市販の架空戦記小説の中には、この表面的な数字だけをすくい上げて、日本の国力を整えたり大艦隊を揃えてアメリカと戦っているものが見受けられます。
ですが日支事変での予算は、裏付けのない膨大な国債(かの高橋是清が匙を投げたとすら言われる)と国民に増税と窮乏を強いた上で捻出された国費(本来平均七%程度でなければいけない税率が平均十二%)によりまかなわれたものです。
つまり、戦時予算編成によって組み上げられた国家予算と軍事支出の結果です。
平時に組み上げて良い予算規模ではありません。
一九四〇年頃まで上昇していたGDPや各種統計数値も、軍需主導の巨大な赤字予算によって達成されたものです。
健全さからほど遠いものです。
さらに余談ですが、日支事変での日本の軍事支出は、国家予算の六〇%以上となり、以後この数字が敗戦まで低下する事はありませんでした。
(大東亜戦争最盛時の一九四四年にはパーセンテージだけ見ても八〇%を突破。
実際の戦費はGDP全体を上回る数字。)
つまり日支事変の軍事費は、平時の予算編成にはまったく参考になりません。
そして、史実のレールの上での「八八艦隊計画」を完遂させてしまうと、ごく常識的に考えれば予算的破錠を迎えるのは間違いありません。

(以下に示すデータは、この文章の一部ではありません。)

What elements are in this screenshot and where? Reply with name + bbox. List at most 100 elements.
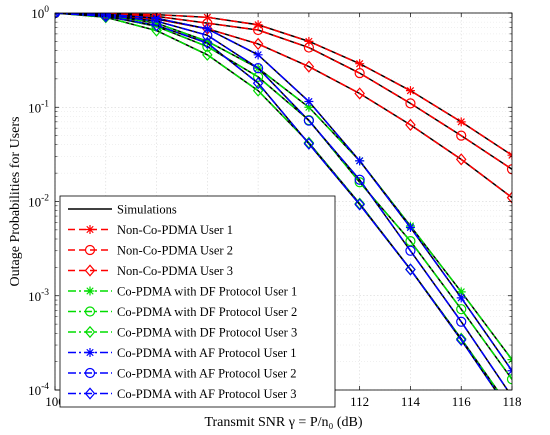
y-tick-base: 10 [31, 6, 44, 21]
legend-item: Non-Co-PDMA User 2 [68, 244, 233, 258]
legend-item: Non-Co-PDMA User 1 [68, 223, 233, 237]
legend-marker [85, 225, 95, 234]
data-point [202, 24, 212, 34]
series-9 [55, 13, 497, 390]
legend-label: Co-PDMA with DF Protocol User 2 [117, 305, 297, 319]
series-1 [55, 13, 512, 160]
data-point [303, 115, 314, 126]
legend-label: Non-Co-PDMA User 1 [117, 223, 233, 237]
data-point [202, 36, 213, 50]
data-point [152, 13, 162, 23]
legend-label: Co-PDMA with AF Protocol User 1 [117, 346, 297, 360]
legend-item: Co-PDMA with DF Protocol User 2 [68, 305, 297, 319]
data-point [455, 333, 467, 347]
data-point [456, 293, 466, 303]
y-tick-label: 10-2 [28, 194, 49, 210]
series-8 [55, 13, 509, 390]
data-point [304, 102, 314, 112]
legend-item: Co-PDMA with AF Protocol User 1 [68, 346, 297, 360]
data-point [506, 374, 512, 385]
y-tick-base: 10 [28, 383, 41, 398]
legend-label: Co-PDMA with AF Protocol User 3 [117, 387, 297, 401]
series-line [55, 13, 512, 372]
y-tick-label: 10-4 [28, 382, 49, 398]
y-tick-exponent: -3 [41, 288, 49, 298]
data-point [506, 191, 512, 204]
data-point [151, 19, 162, 32]
legend-item: Co-PDMA with AF Protocol User 2 [68, 367, 297, 381]
data-point [455, 153, 467, 166]
legend-box [59, 195, 336, 408]
x-axis-label: Transmit SNR γ = P/n₀ (dB) [204, 415, 362, 430]
data-point [303, 137, 315, 150]
data-point [253, 50, 263, 60]
legend-label: Co-PDMA with DF Protocol User 1 [117, 285, 297, 299]
y-tick-base: 10 [28, 289, 41, 304]
data-point [202, 36, 212, 46]
data-point [202, 30, 213, 41]
x-tick-label: 114 [401, 394, 421, 409]
legend-item: Co-PDMA with AF Protocol User 3 [68, 387, 297, 401]
data-point [456, 287, 466, 297]
legend-marker [84, 325, 96, 339]
data-point [405, 98, 416, 109]
data-point [456, 316, 467, 327]
data-point [405, 222, 415, 232]
series-7 [55, 13, 512, 376]
data-point [405, 86, 415, 96]
legend-marker [84, 387, 96, 400]
data-point [354, 177, 365, 188]
data-point [202, 48, 213, 61]
x-tick-label: 112 [350, 394, 369, 409]
legend-marker [85, 348, 95, 357]
legend-marker [85, 286, 95, 296]
data-point [354, 198, 365, 211]
data-point [202, 13, 212, 22]
data-point [304, 36, 314, 46]
data-point [405, 236, 416, 247]
data-point [456, 117, 466, 127]
y-tick-exponent: -1 [41, 99, 49, 109]
data-point [253, 20, 263, 30]
series-line [55, 13, 512, 156]
plot-series [55, 13, 512, 390]
legend-item: Simulations [68, 203, 177, 217]
series-line [55, 13, 512, 199]
legend-item: Non-Co-PDMA User 3 [68, 264, 233, 278]
data-point [354, 68, 365, 79]
series-line [55, 13, 497, 390]
series-3 [55, 13, 512, 204]
legend-marker [84, 306, 96, 317]
data-point [100, 13, 112, 23]
legend-label: Non-Co-PDMA User 2 [117, 244, 233, 258]
data-point [456, 304, 467, 315]
legend-marker [84, 244, 96, 256]
y-tick-base: 10 [28, 100, 41, 115]
simulation-line [55, 13, 512, 199]
data-point [405, 245, 416, 256]
legend-marker [84, 264, 96, 277]
simulation-line [55, 13, 512, 156]
data-point [303, 42, 314, 53]
y-axis-label: Outage Probabilities for Users [8, 117, 23, 287]
legend-item: Co-PDMA with DF Protocol User 1 [68, 285, 297, 299]
y-tick-exponent: -4 [41, 382, 49, 392]
data-point [253, 63, 264, 74]
x-tick-label: 118 [502, 394, 521, 409]
simulation-line [55, 13, 512, 170]
data-point [304, 97, 314, 107]
data-point [252, 77, 264, 90]
series-line [55, 13, 512, 170]
data-point [100, 13, 111, 21]
data-point [252, 37, 264, 51]
legend-item: Co-PDMA with DF Protocol User 3 [68, 326, 297, 340]
data-point [355, 156, 365, 166]
data-point [202, 22, 213, 35]
data-point [405, 118, 416, 131]
data-point [252, 84, 264, 97]
data-point [354, 87, 365, 100]
legend-label: Co-PDMA with DF Protocol User 3 [117, 326, 297, 340]
legend: Simulations Non-Co-PDMA User 1 Non-Co-PDMA… [59, 195, 336, 408]
data-point [456, 130, 467, 141]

歴史改変を行ってもう少しまともな軍事支出で考えても、健全な国家運営で史実の二倍の国家予算が編成できなければ、夢は実現出来なくなってしまうのです。
さて、そろそろ歴史改竄を始めを始めなければいけないので、強引に結論に持ってきたいと思います。
目的は、「八八艦隊」建造までに日本の国力を史実の二倍にする事です。
これが達成出来れば、健全な平時予算内で艦隊建造が何とか可能です。
そう、浦賀沖に満艦飾に着飾った十六隻の鋼鉄の戦乙女たちを、穏やかな目で見ることが出来るのです。
今までの説明は、これを言いたかったのです。
また本作は、あくまで「八八艦隊計画」を達成するのが第一の目的です。
原則として、歴史改変や日本のアメリカに対する一方的勝利を目的としているのではありません。
この点をまずご承知ください。
他の事が達成されたとしても、全て付帯事項、刺身のツマです。
一方で、まともに考えれば、近代日本の発展に八八艦隊は必ずしも必要ありません。
文字通り「高嶺の花」です。
この事も忘れないで下さい。
なお、国家予算二倍と言う数値は、健全な状態での計画達成のためのほぼ最低の条件です。

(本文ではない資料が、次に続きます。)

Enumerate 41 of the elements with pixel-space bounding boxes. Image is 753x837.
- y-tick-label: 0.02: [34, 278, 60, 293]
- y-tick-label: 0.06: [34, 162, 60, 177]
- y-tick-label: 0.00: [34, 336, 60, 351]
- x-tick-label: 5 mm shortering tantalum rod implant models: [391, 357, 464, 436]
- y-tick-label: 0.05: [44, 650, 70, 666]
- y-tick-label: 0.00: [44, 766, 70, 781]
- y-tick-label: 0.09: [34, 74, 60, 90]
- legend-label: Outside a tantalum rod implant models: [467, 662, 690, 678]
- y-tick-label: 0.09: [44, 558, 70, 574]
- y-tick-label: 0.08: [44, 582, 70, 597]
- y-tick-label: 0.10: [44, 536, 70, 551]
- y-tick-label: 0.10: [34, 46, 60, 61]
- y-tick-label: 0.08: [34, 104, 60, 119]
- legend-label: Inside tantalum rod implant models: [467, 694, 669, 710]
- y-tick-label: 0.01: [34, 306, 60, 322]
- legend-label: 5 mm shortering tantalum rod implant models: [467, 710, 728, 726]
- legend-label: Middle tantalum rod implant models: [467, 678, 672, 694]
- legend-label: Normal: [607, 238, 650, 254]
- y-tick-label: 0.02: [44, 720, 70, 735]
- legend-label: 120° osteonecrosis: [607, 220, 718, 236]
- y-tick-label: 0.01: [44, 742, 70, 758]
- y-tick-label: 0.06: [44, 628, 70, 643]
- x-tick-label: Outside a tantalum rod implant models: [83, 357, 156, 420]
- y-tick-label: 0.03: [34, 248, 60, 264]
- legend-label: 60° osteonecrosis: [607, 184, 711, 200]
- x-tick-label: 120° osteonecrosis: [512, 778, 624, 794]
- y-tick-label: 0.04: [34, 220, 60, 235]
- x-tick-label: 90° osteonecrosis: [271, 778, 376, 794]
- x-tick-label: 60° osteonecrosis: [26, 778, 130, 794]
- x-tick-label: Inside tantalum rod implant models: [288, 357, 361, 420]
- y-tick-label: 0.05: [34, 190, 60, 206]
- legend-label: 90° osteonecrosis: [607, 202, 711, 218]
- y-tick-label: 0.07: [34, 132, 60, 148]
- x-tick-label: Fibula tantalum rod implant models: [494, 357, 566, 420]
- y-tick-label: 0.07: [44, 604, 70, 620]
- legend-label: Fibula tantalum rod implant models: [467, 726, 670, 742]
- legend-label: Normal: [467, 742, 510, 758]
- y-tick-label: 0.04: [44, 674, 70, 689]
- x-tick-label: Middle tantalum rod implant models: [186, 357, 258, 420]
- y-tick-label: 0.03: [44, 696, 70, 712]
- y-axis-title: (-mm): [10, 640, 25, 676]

もっと少なく見れば、一・五倍程度でもなんとかなりますが、その世界に住む国民の事を思えば豊かな国であればあるほど良いのです。
そして二倍の国家予算があれば、軍事予算はピーク時で国家予算の三割、以後は二割程度でなんとか彼女たちを賄う事ができます。
この数字なら、史実のワシントン条約後の軍事支出と大きく違わない数値になります。
まだ少し足りない気がしますが、陸軍の予算を削れば何とかなるでしょう(笑)
では、前置きが長くなりましたが、彼女たちのために歴史改変を始めましょう。